Episode 7:  Flashback.  This was a very good episode.  Arumi and Sashi are not in the show.  It tells the origin of the Abenobashi shopping arcade starting after WWII.  Sashi's grandfather has big plans to open a restaurant and be a successful businessman, but also lusts after Mune.  Unfortunately, Mune falls for "that man" who is planning the arcade and sets up the streets with mystical significance.

The first two shows are more of the same type of program that we've come to expect from the first DVD.  I didn't find them particularly funny or silly, just kind of dumb.  There was a lot of fan service with Mune-Mune wearing shirts that fall just below her nipples and very short skirts.  I've never been a big fan of this type of stuff, so it didn't add anything to my viewing experience.

The shows on this DVD were an improvement on the ones appearing on the first volume.  There was a little more continuity between episodes (not a lot, but some) and some questions were answered.  The last episode on the disc was very good though.  They dropped just about all the humor and told a straight forward story.  It was dramatic and piqued my interest.  If the other shows were like this one, I'm sure I'd enjoy the series a lot more.

With only three episodes on this DVD, I can't say that this is a great deal.  I think that publishers should put at least four shows on a $29.985 retail price DVD.  Three is just too few.

The DVD:


You have the option of watching this DVD with a 2.0 Japanese language track, or an English dub in 5.1.  I listened to both tracks on different episodes, and I definitely prefer the Japanese track.  Apparently, according to the AD Vidnotes, the characters all have regional accents.  When making the English dub, the actors used southern drawls and other accents to mimic this.  It is really annoying.  The accents don't sound authentic, and listening to them gets old really fast.  With this volume I've really grown to dislike the actor who voices Sashi in English.  This female actor tries, but she sounds like a woman trying to sound like a young boy, not like a lad.
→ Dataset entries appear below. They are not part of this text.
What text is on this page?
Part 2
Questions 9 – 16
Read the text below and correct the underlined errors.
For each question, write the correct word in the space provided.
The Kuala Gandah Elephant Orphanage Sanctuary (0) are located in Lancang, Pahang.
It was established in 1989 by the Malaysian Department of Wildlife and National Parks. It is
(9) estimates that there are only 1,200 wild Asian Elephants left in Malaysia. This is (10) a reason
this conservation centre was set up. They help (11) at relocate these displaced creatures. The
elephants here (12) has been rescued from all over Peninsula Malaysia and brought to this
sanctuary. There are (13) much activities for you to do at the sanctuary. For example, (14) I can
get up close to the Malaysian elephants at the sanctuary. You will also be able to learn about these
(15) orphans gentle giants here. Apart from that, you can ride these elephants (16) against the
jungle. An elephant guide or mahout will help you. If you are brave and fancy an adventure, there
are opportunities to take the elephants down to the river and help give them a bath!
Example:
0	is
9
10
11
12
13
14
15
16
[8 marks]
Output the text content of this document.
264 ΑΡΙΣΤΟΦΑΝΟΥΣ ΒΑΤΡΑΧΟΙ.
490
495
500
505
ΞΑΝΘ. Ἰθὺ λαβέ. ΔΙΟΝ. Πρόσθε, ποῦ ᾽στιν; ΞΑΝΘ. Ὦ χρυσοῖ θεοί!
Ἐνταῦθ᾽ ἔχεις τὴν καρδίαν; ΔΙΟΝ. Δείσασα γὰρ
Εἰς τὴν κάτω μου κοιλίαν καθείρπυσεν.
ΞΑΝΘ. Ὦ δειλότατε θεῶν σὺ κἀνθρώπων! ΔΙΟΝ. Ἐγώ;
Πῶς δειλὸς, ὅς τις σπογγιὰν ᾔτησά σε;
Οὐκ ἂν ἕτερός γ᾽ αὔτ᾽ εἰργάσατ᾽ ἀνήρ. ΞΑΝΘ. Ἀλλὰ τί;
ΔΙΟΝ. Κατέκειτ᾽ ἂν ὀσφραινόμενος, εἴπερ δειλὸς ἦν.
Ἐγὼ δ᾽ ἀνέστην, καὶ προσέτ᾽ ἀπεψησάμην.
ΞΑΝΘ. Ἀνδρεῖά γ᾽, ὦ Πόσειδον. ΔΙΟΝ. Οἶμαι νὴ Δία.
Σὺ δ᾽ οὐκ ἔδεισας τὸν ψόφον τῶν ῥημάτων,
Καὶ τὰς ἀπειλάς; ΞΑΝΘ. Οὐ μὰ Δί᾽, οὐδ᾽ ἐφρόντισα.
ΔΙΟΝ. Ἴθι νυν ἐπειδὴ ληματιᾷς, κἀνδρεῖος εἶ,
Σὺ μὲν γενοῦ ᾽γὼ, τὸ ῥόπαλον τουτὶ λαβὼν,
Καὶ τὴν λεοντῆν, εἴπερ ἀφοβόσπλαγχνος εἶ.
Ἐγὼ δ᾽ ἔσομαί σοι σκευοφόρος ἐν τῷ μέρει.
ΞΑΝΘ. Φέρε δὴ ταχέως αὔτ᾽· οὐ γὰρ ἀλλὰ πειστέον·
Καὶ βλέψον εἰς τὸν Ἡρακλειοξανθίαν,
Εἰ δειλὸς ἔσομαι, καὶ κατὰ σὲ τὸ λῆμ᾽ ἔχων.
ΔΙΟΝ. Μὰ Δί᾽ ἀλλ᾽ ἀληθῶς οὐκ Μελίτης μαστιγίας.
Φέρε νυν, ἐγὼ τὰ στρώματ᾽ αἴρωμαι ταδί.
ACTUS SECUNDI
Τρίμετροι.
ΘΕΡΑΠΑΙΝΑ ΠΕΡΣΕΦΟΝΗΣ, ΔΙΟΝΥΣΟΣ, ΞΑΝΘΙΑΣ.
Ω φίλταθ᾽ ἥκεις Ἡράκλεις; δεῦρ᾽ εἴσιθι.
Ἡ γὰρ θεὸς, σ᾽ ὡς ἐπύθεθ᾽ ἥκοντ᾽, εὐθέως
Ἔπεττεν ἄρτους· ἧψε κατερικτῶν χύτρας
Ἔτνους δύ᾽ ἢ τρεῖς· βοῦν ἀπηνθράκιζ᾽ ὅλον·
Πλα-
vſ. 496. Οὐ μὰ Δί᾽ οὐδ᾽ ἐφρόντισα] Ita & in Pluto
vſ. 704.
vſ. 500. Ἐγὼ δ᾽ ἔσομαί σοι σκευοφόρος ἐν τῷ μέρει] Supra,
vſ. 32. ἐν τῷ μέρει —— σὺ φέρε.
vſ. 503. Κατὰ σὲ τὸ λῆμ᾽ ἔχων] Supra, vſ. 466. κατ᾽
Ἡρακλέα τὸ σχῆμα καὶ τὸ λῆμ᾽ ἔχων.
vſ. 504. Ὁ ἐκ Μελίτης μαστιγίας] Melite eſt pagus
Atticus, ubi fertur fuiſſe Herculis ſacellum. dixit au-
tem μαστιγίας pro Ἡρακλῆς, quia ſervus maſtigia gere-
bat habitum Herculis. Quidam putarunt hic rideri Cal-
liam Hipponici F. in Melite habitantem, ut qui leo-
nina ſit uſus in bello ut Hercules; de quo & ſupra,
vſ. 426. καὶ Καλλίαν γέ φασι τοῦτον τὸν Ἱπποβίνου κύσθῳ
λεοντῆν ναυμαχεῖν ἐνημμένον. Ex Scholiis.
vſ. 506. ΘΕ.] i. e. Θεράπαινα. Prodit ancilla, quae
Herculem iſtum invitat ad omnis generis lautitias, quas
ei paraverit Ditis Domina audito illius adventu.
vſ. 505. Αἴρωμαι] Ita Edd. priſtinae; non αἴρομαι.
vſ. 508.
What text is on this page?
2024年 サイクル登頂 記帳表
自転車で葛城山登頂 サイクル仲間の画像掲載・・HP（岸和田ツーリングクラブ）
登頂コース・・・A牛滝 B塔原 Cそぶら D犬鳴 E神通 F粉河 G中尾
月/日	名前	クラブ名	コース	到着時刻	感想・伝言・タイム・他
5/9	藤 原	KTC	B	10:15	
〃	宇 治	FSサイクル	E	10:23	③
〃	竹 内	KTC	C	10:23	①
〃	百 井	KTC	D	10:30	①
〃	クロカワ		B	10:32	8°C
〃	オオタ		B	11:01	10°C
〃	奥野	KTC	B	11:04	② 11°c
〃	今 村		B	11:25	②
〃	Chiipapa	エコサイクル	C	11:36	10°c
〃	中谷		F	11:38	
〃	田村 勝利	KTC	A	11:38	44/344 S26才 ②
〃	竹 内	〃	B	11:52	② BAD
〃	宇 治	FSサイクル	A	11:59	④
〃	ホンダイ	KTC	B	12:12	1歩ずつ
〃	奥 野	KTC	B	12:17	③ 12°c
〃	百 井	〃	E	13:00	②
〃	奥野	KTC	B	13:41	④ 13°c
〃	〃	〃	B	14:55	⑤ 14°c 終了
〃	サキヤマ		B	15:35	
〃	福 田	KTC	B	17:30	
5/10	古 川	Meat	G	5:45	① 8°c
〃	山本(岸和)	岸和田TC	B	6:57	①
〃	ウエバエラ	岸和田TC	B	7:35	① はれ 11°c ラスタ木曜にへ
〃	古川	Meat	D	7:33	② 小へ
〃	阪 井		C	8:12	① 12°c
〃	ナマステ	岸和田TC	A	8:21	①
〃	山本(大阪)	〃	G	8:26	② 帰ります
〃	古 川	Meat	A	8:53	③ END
The Japanese language track is very nice.  There is some use made of the soundstage.  Though there are not a lot of these stereo effects what they do use is effective.  There are optional English subtitles.


The video on this disc has an aspect ratio of 1.78:1 and is anamorphically enhanced.  The color tones used varies from episode to episode, but overall they are clear and bright.  There are some instances of aliasing, which show up in most animation, but these are minor and are only noticeable if you are looking for them.  There are a few instances of banding too.  But again, these are minor.  A nice looking disc.

The Extras:

As they did on the first disc, ADV did something neat with the FBI warning that pops up before the main menu appears.  They have a voice over that warns the viewer of dire consequences if the disc is illegally broadcast or copied.  There are a couple of different voiceovers with different scripts that pop up at random, so you never know what you'll get when you pop in the disc.  It's pretty funny.

There is an outtake reel that is nearly 4 minutes long.  I consists of the English cast messing up and ad-libbing some lines.  Most of these are funny.

This DVD also has AD Vidnotes; pop-up notes that explain jokes and cultural references that American viewers might not understand.  The Vidnotes on this disc are a great improvement over the first one.  They are much less frequent and don't explain obvious points like they did on the first disc.  There were still a couple of jokes thrown, which were still not funny, but this was kept to a minimum.

There are six trailers, and a textless opening and closing.

Final Thoughts:

I still am having trouble getting into this series.  It really seems like a poor-man's version of Excel Saga to me.  The jokes are fairly predictable, and not that funny.  This volume did improve upon the last though.  There was more continuity and many questions were answered, but for every answer, another question arose.  The last episode was very well done, and actually made me interested in what happened next.  It bodes well for future volumes.  But with only three shows on this DVD I still can't recommend it for a purchase.  Rent it first.